2007 parliamentary elections in Kosovo were parliamentary elections, held in the UN-administered Kosovo on 17 November 2007, alongside the local municipal elections. Those were third elections for the Transitional Assembly of Kosovo since the establishment of the United Nations Interim Administration (UNMIK) in 1999. Elections were supervised by the OSCE Mission in Kosovo, and also monitored by the Council of Europe Mission in Kosovo. The elections were scheduled by the Special Representative of the Secretary-General of the United Nations, Joachim Rücker (head of the UNMIK) on 1 September 2007. Those were the first parliamentary elections in Kosovo to be held under open list proportional representation, while the previous 2001 and 2004 elections had been held under a closed list system.

==Results==
On 17 November 2007, voters elected 120 members of the unicameral Assembly, the legislative branch of the Provisional Institutions of Self-Government, created by UNMIK. Electoral process was monitored and its outcome certified by UNMIK and OSCE.

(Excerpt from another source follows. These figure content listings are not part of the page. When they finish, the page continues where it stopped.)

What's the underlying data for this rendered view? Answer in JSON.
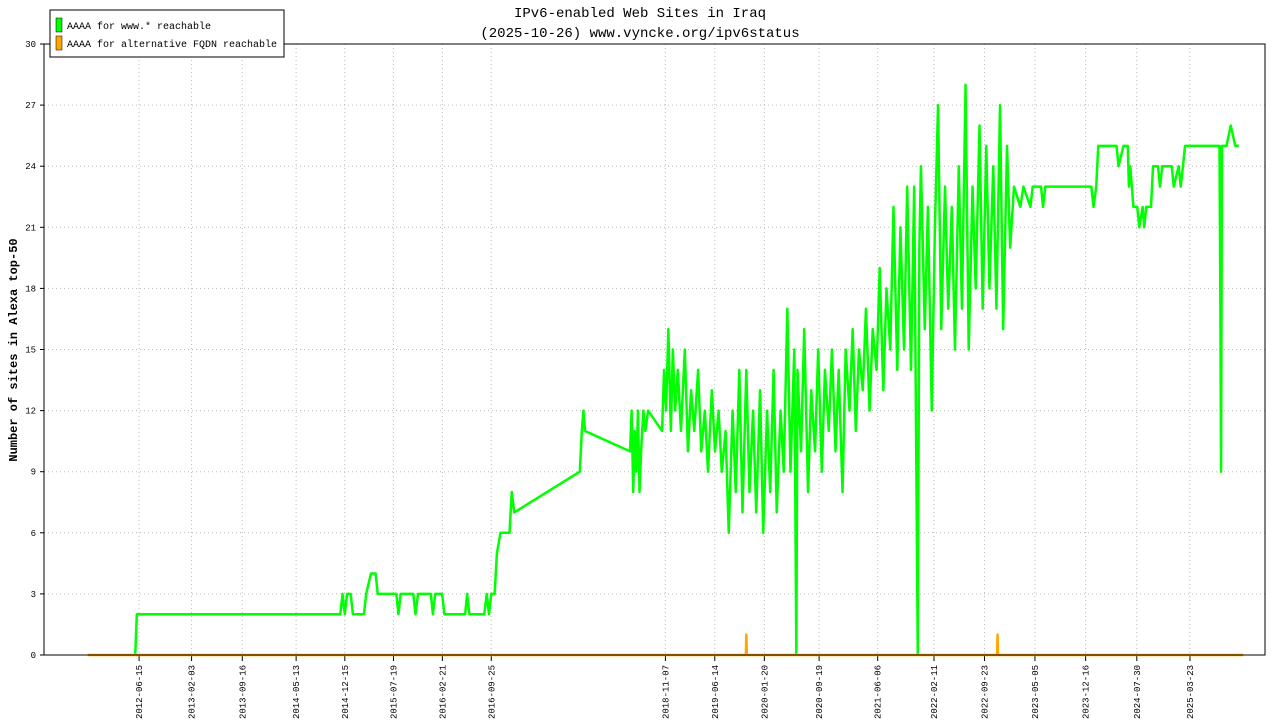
{
  "chart_data": {
    "type": "line",
    "title": "IPv6-enabled Web Sites in Iraq",
    "subtitle": "(2025-10-26) www.vyncke.org/ipv6status",
    "y_label": "Number of sites in Alexa top-50",
    "grid": true,
    "legend": "upper-left",
    "xlim": [
      "2011-04-20",
      "2026-02-19"
    ],
    "xticks": [
      "2012-06-15",
      "2013-02-03",
      "2013-09-16",
      "2014-05-13",
      "2014-12-15",
      "2015-07-19",
      "2016-02-21",
      "2016-09-25",
      "2018-11-07",
      "2019-06-14",
      "2020-01-20",
      "2020-09-19",
      "2021-06-06",
      "2022-02-11",
      "2022-09-23",
      "2023-05-05",
      "2023-12-16",
      "2024-07-30",
      "2025-03-23"
    ],
    "ylim": [
      0,
      30
    ],
    "yticks": [
      0,
      3,
      6,
      9,
      12,
      15,
      18,
      21,
      24,
      27,
      30
    ],
    "series": [
      {
        "name": "AAAA for www.* reachable",
        "color": "#00ff00",
        "x": [
          "2012-05-29",
          "2012-06-05",
          "2014-11-25",
          "2014-12-05",
          "2014-12-15",
          "2014-12-25",
          "2015-01-10",
          "2015-01-20",
          "2015-03-10",
          "2015-03-20",
          "2015-04-10",
          "2015-05-01",
          "2015-05-10",
          "2015-08-01",
          "2015-08-10",
          "2015-08-20",
          "2015-10-15",
          "2015-10-25",
          "2015-11-05",
          "2016-01-01",
          "2016-01-10",
          "2016-01-20",
          "2016-02-20",
          "2016-03-01",
          "2016-06-01",
          "2016-06-10",
          "2016-06-20",
          "2016-08-25",
          "2016-09-05",
          "2016-09-15",
          "2016-09-25",
          "2016-10-10",
          "2016-10-20",
          "2016-11-05",
          "2016-12-15",
          "2016-12-25",
          "2017-01-05",
          "2017-10-23",
          "2017-11-01",
          "2017-11-08",
          "2017-11-15",
          "2018-06-03",
          "2018-06-10",
          "2018-06-17",
          "2018-06-24",
          "2018-07-01",
          "2018-07-08",
          "2018-07-15",
          "2018-07-22",
          "2018-08-01",
          "2018-08-10",
          "2018-08-22",
          "2018-10-23",
          "2018-11-01",
          "2018-11-10",
          "2018-11-20",
          "2018-12-01",
          "2018-12-10",
          "2018-12-20",
          "2019-01-01",
          "2019-01-15",
          "2019-02-01",
          "2019-02-15",
          "2019-03-01",
          "2019-03-15",
          "2019-04-01",
          "2019-04-15",
          "2019-05-01",
          "2019-05-15",
          "2019-06-01",
          "2019-06-15",
          "2019-07-01",
          "2019-07-15",
          "2019-08-01",
          "2019-08-15",
          "2019-09-01",
          "2019-09-15",
          "2019-10-01",
          "2019-10-15",
          "2019-11-01",
          "2019-11-15",
          "2019-12-01",
          "2019-12-15",
          "2020-01-01",
          "2020-01-15",
          "2020-02-01",
          "2020-02-15",
          "2020-03-01",
          "2020-03-15",
          "2020-04-01",
          "2020-04-15",
          "2020-05-01",
          "2020-05-15",
          "2020-06-01",
          "2020-06-10",
          "2020-06-15",
          "2020-07-01",
          "2020-07-15",
          "2020-08-01",
          "2020-08-15",
          "2020-09-01",
          "2020-09-15",
          "2020-10-01",
          "2020-10-15",
          "2020-11-01",
          "2020-11-15",
          "2020-12-01",
          "2020-12-15",
          "2021-01-01",
          "2021-01-15",
          "2021-02-01",
          "2021-02-15",
          "2021-03-01",
          "2021-03-15",
          "2021-04-01",
          "2021-04-15",
          "2021-05-01",
          "2021-05-15",
          "2021-06-01",
          "2021-06-15",
          "2021-07-01",
          "2021-07-15",
          "2021-08-01",
          "2021-08-15",
          "2021-09-01",
          "2021-09-15",
          "2021-10-01",
          "2021-10-15",
          "2021-11-01",
          "2021-11-15",
          "2021-12-01",
          "2021-12-08",
          "2021-12-15",
          "2022-01-01",
          "2022-01-15",
          "2022-02-01",
          "2022-02-15",
          "2022-03-01",
          "2022-03-15",
          "2022-04-01",
          "2022-04-15",
          "2022-05-01",
          "2022-05-15",
          "2022-06-01",
          "2022-06-15",
          "2022-07-01",
          "2022-07-15",
          "2022-08-01",
          "2022-08-15",
          "2022-09-01",
          "2022-09-15",
          "2022-10-01",
          "2022-10-15",
          "2022-11-01",
          "2022-11-15",
          "2022-12-01",
          "2022-12-15",
          "2023-01-01",
          "2023-01-15",
          "2023-02-01",
          "2023-03-01",
          "2023-03-15",
          "2023-04-15",
          "2023-04-25",
          "2023-06-01",
          "2023-06-10",
          "2023-06-20",
          "2024-01-10",
          "2024-01-20",
          "2024-02-01",
          "2024-02-10",
          "2024-05-01",
          "2024-05-10",
          "2024-06-01",
          "2024-06-20",
          "2024-06-25",
          "2024-07-01",
          "2024-07-15",
          "2024-08-01",
          "2024-08-10",
          "2024-08-25",
          "2024-09-01",
          "2024-09-10",
          "2024-10-01",
          "2024-10-10",
          "2024-11-01",
          "2024-11-10",
          "2024-11-20",
          "2025-01-01",
          "2025-01-10",
          "2025-02-01",
          "2025-02-10",
          "2025-02-20",
          "2025-03-01",
          "2025-08-01",
          "2025-08-05",
          "2025-08-08",
          "2025-08-12",
          "2025-09-01",
          "2025-09-20",
          "2025-10-10",
          "2025-10-26"
        ],
        "values": [
          0,
          2,
          2,
          3,
          2,
          3,
          3,
          2,
          2,
          3,
          4,
          4,
          3,
          3,
          2,
          3,
          3,
          2,
          3,
          3,
          2,
          3,
          3,
          2,
          2,
          3,
          2,
          2,
          3,
          2,
          3,
          3,
          5,
          6,
          6,
          8,
          7,
          9,
          11,
          12,
          11,
          10,
          12,
          8,
          11,
          9,
          12,
          8,
          10,
          12,
          11,
          12,
          11,
          14,
          12,
          16,
          11,
          15,
          12,
          14,
          11,
          15,
          10,
          13,
          11,
          14,
          10,
          12,
          9,
          13,
          10,
          12,
          9,
          11,
          6,
          12,
          8,
          14,
          7,
          14,
          8,
          12,
          7,
          13,
          6,
          12,
          8,
          14,
          7,
          12,
          9,
          17,
          9,
          15,
          0,
          14,
          10,
          16,
          8,
          13,
          10,
          15,
          9,
          14,
          11,
          15,
          10,
          14,
          8,
          15,
          12,
          16,
          11,
          15,
          13,
          17,
          12,
          16,
          14,
          19,
          13,
          18,
          15,
          22,
          14,
          21,
          15,
          23,
          14,
          23,
          0,
          20,
          24,
          16,
          22,
          12,
          21,
          27,
          16,
          23,
          17,
          22,
          15,
          24,
          17,
          28,
          15,
          23,
          18,
          26,
          17,
          25,
          18,
          24,
          17,
          27,
          16,
          25,
          20,
          23,
          22,
          23,
          22,
          23,
          23,
          22,
          23,
          23,
          22,
          23,
          25,
          25,
          24,
          25,
          25,
          23,
          24,
          22,
          22,
          21,
          22,
          21,
          22,
          22,
          24,
          24,
          23,
          24,
          24,
          23,
          24,
          23,
          24,
          25,
          25,
          17,
          9,
          25,
          25,
          26,
          25,
          25
        ]
      },
      {
        "name": "AAAA for alternative FQDN reachable",
        "color": "#ffa500",
        "x": [
          "2011-10-31",
          "2019-10-30",
          "2019-11-01",
          "2019-11-03",
          "2022-11-18",
          "2022-11-20",
          "2022-11-22",
          "2025-11-14"
        ],
        "values": [
          0,
          0,
          1,
          0,
          0,
          1,
          0,
          0
        ]
      }
    ]
  }
}
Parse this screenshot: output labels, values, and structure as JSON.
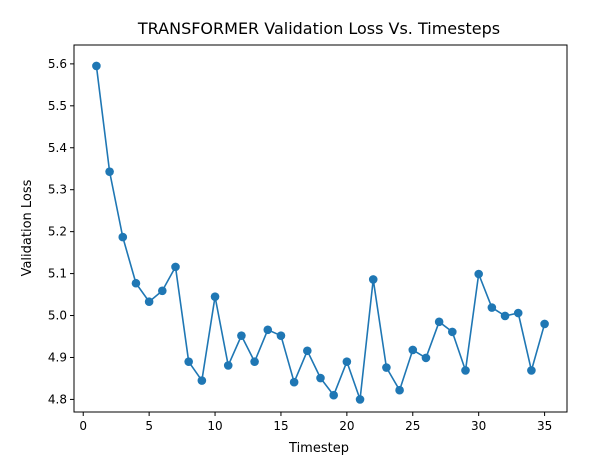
{
  "chart_data": {
    "type": "line",
    "title": "TRANSFORMER Validation Loss Vs. Timesteps",
    "xlabel": "Timestep",
    "ylabel": "Validation Loss",
    "xlim": [
      -0.7,
      36.7
    ],
    "ylim": [
      4.77,
      5.645
    ],
    "xticks": [
      0,
      5,
      10,
      15,
      20,
      25,
      30,
      35
    ],
    "yticks": [
      4.8,
      4.9,
      5.0,
      5.1,
      5.2,
      5.3,
      5.4,
      5.5,
      5.6
    ],
    "grid": false,
    "series": [
      {
        "color": "#1f77b4",
        "marker": "circle",
        "x": [
          1,
          2,
          3,
          4,
          5,
          6,
          7,
          8,
          9,
          10,
          11,
          12,
          13,
          14,
          15,
          16,
          17,
          18,
          19,
          20,
          21,
          22,
          23,
          24,
          25,
          26,
          27,
          28,
          29,
          30,
          31,
          32,
          33,
          34,
          35
        ],
        "values": [
          5.595,
          5.343,
          5.187,
          5.077,
          5.033,
          5.059,
          5.116,
          4.89,
          4.845,
          5.045,
          4.881,
          4.952,
          4.89,
          4.966,
          4.952,
          4.841,
          4.916,
          4.851,
          4.81,
          4.89,
          4.8,
          5.086,
          4.876,
          4.822,
          4.918,
          4.899,
          4.985,
          4.961,
          4.869,
          5.099,
          5.019,
          4.999,
          5.006,
          4.869,
          4.98
        ]
      }
    ]
  }
}
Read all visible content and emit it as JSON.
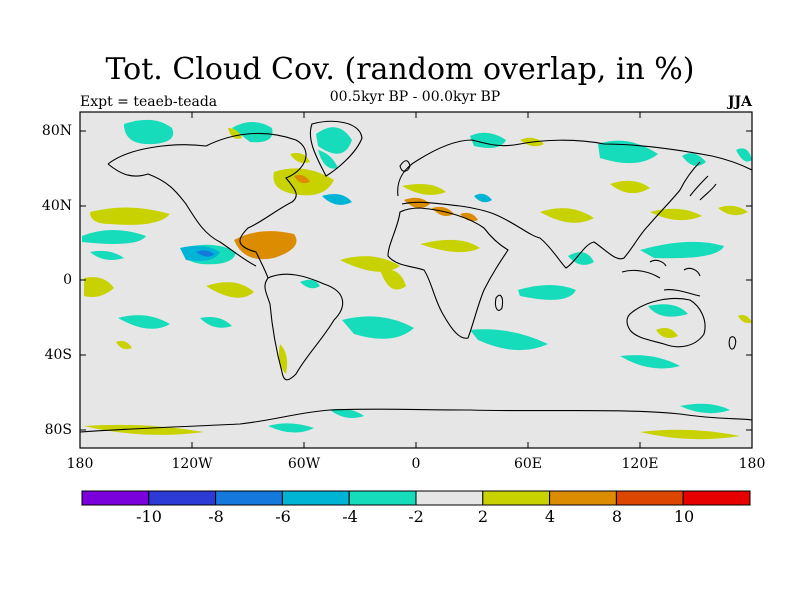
{
  "title": "Tot. Cloud Cov. (random overlap, in %)",
  "subtitle": "00.5kyr BP - 00.0kyr BP",
  "experiment": "Expt = teaeb-teada",
  "season": "JJA",
  "axes": {
    "lat_labels": [
      "80N",
      "40N",
      "0",
      "40S",
      "80S"
    ],
    "lon_labels": [
      "180",
      "120W",
      "60W",
      "0",
      "60E",
      "120E",
      "180"
    ]
  },
  "colorbar": {
    "colors": [
      "#7a00dc",
      "#2c3bd6",
      "#1478dc",
      "#00b4d6",
      "#16dcbc",
      "#e6e6e6",
      "#c8d200",
      "#dc8c00",
      "#dc4600",
      "#e60000"
    ],
    "labels": [
      "-10",
      "-8",
      "-6",
      "-4",
      "-2",
      "2",
      "4",
      "8",
      "10"
    ]
  },
  "colors": {
    "background_no_change": "#e6e6e6",
    "coastline": "#000000"
  }
}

| Party |  | Votes | % | Seats | +/– |
|  | Democratic Party of Kosovo | 196,207 | 34.32 | 37 | +7 |
|  | Democratic League of Kosovo | 129,410 | 22.63 | 25 | –22 |
|  | New Kosovo Alliance | 70,165 | 12.27 | 13 | New |
|  | LDD–PSHDK | 57,002 | 9.97 | 11 | +9 |
|  | Alliance for the Future of Kosovo | 54,611 | 9.55 | 10 | +1 |
|  | Reformist Party ORA | 23,722 | 4.15 | 0 | –7 |
|  | Justice Party | 9,890 | 1.73 | 0 | –1 |
|  | Vakat Coalition | 5,428 | 0.95 | 3 | 0 |
|  | Turkish Democratic Party of Kosovo | 4,999 | 0.87 | 3 | 0 |
|  | Party of Democratic Action | 3,661 | 0.64 | 2 | +1 |
|  | Democratic Ashkali Party of Kosovo | 3,443 | 0.60 | 3 | +2 |
|  | National Movement for the Liberation of Kosovo | 2,702 | 0.47 | 0 | New |
|  | New Democratic Initiative of Kosovo | 2,121 | 0.37 | 1 | –1 |
|  | Cemil Luma | 1,261 | 0.22 | 0 | New |
|  | Civic Initiative of Gora | 1,227 | 0.21 | 1 | 0 |
|  | Albanian National Front Party | 1,199 | 0.21 | 0 | 0 |
|  | Serbian Democratic Party of Kosovo and Metohija | 939 | 0.16 | 3 | New |
|  | Independent Liberal Party | 855 | 0.15 | 3 | New |
|  | United Roma Party of Kosovo | 600 | 0.10 | 1 | 0 |
|  | Naser Kuka | 822 | 0.14 | 0 | New |
|  | Union of Independent Social Democrats of Kosovo and Metohija | 447 | 0.08 | 1 | New |
|  | Serb Kosovo-Metohija Party | 317 | 0.06 | 1 | New |
|  | New Democracy | 256 | 0.04 | 1 | New |
|  | Serb People's Party | 224 | 0.04 | 1 | New |
|  | SSM for Kosovo and Metohija | 136 | 0.02 | 0 | New |
|  | Opstanak Kosovskog Pomoravlja | 123 | 0.02 | 0 | New |
| Total |  | 571,767 | 100.00 | 120 | 0 |
| Valid votes |  | 571,767 | 90.95 |  |  |
| Invalid votes |  | 34,883 | 5.55 |  |  |
| Blank votes |  | 21,980 | 3.50 |  |  |
| Total votes |  | 628,630 | 100.00 |  |  |
| Registered voters/turnout |  | 1,567,690 | 40.10 |  |  |
Source: KQZ

==Participation of Serbs==
Major political parties of Serbs in Kosovo abstained from participation, that led to the very low turnout of voters from that community, since only minor Serbian parties and civic lists (eight in total) took part in the electoral process. The ten seats reserved for Serbs were thus divided between six electoral lists. Of those ten seats, six were won by four parties which on 5 December decided to form a post-electoral coalition: Slaviša Petković's Serb Democratic Party of Kosovo and Metohija, Dragiša Mirić's Serb Kosovo-Metohija Party, Mihajl Šćepanović's Serb People's Party and Nebojša Živić's Union of Independent Social Democrats of Kosovo and Metohija.